Junto con la lectura de los clásicos, los autores más traducidos al alemán presentarán algunas de sus obras, de las que lectores profesionales leerán varios fragmentos. Se trata de una tradición muy común en Alemania. Las librerías más acreditadas suelen presentar sus novedades con estas lecturas por las que se llega a cobrar entrada. Así, Jaume Cabré escuchará extractos de su Les veus del Pamano, Quim Monzó asistirá a la lectura de alguno de sus Cent contes, Carme Riera a la de L’estiu de l’anglès, Baltasar Porcel, a la de Cavalls cap a la fosca, entre muchos otros escritores y poetas (Pere Gimferrer, Joan Margarit y Manuel Forcano), así como ensayos u obras de no-ficción, como el libro-reportaje Tor, de Carles Porta. También habrá lecturas en mesas redondas, como la de jóvenes narradores.

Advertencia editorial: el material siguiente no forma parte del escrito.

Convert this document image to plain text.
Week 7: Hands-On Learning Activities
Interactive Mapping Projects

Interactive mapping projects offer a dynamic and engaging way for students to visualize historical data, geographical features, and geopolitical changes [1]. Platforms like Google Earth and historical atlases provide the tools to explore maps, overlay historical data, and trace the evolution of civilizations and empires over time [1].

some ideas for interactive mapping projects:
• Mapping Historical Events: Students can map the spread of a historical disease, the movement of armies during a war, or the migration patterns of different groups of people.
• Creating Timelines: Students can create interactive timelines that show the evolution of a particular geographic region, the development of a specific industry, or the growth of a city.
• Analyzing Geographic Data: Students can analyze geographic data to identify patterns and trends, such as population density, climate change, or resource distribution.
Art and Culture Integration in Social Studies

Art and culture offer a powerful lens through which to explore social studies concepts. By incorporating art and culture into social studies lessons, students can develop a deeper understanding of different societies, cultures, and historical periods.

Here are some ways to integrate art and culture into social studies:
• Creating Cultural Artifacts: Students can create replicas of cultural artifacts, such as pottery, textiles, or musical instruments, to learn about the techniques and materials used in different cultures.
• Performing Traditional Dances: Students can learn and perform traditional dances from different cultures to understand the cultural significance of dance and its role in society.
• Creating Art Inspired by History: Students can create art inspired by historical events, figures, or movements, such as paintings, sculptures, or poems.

Cultura abierta al diálogo

El tercer eje del programa lo forman diálogos entre autores catalanes y alemanes. Hay que tener en cuenta que Alemania es el país europeo donde más se estudia el catalán: 22 universidades imparten esta lengua, generando un importante plantel de traductores.En el espacio Geographia, parejas de autores catalanes y alemanes hablarán de sus viajes literarios. Y en el espacio Contrabando de versos se traducirán mutuamente poetas locales e invitados. También se abrirá el diálogo con otras literaturas europeas, como testimoniará el encuentro entre Gimferrer y el portugués Lobo Antunes.

Expectativas

Para la cultura invitada, el objetivo principal en una feria muy profesionalizada, en la que los editores son los que cortan el bacalao, es darse a conocer. Para Matthew Tree, uno de los autores extranjeros afincados en Catalunya que se expresan en catalán y estará en Fráncfort, lo ideal sería “dar con nuestro Kundera”, explica. “Él puso de moda la cultura checa. Ojalá se ponga de moda algún autor catalán, porque arrastrará a los demás”.

Emili Rosales remarca que la invitación a la cultura catalana “se debe a su dinamismo y singularidad en el contexto europeo. A partir de ahora, el éxito dependerá de que los libros ya pactados tengan éxito. Tenemos ganado que un buen puñado de editores de todo el mundo ya saben que la literatura catalana es una rareza interesante...”. Imma Monsó cree que en la literatura “no hay nada peor que el oportunismo, pero de Fráncfort quedará un plus de ‘visibilidad’ para nuestra cultura”. El poeta y ensayista valenciano Enric Sòria considera que no hay que desaprovechar la oportunidad: “Más vale un éxito coyuntural que una oportuinidad perdida”, comenta. Todos los autores coinciden en una cosa: “Desde hoy, por fin se hablará de literatura y no de polémicas político-lingüísticas”, sentencian.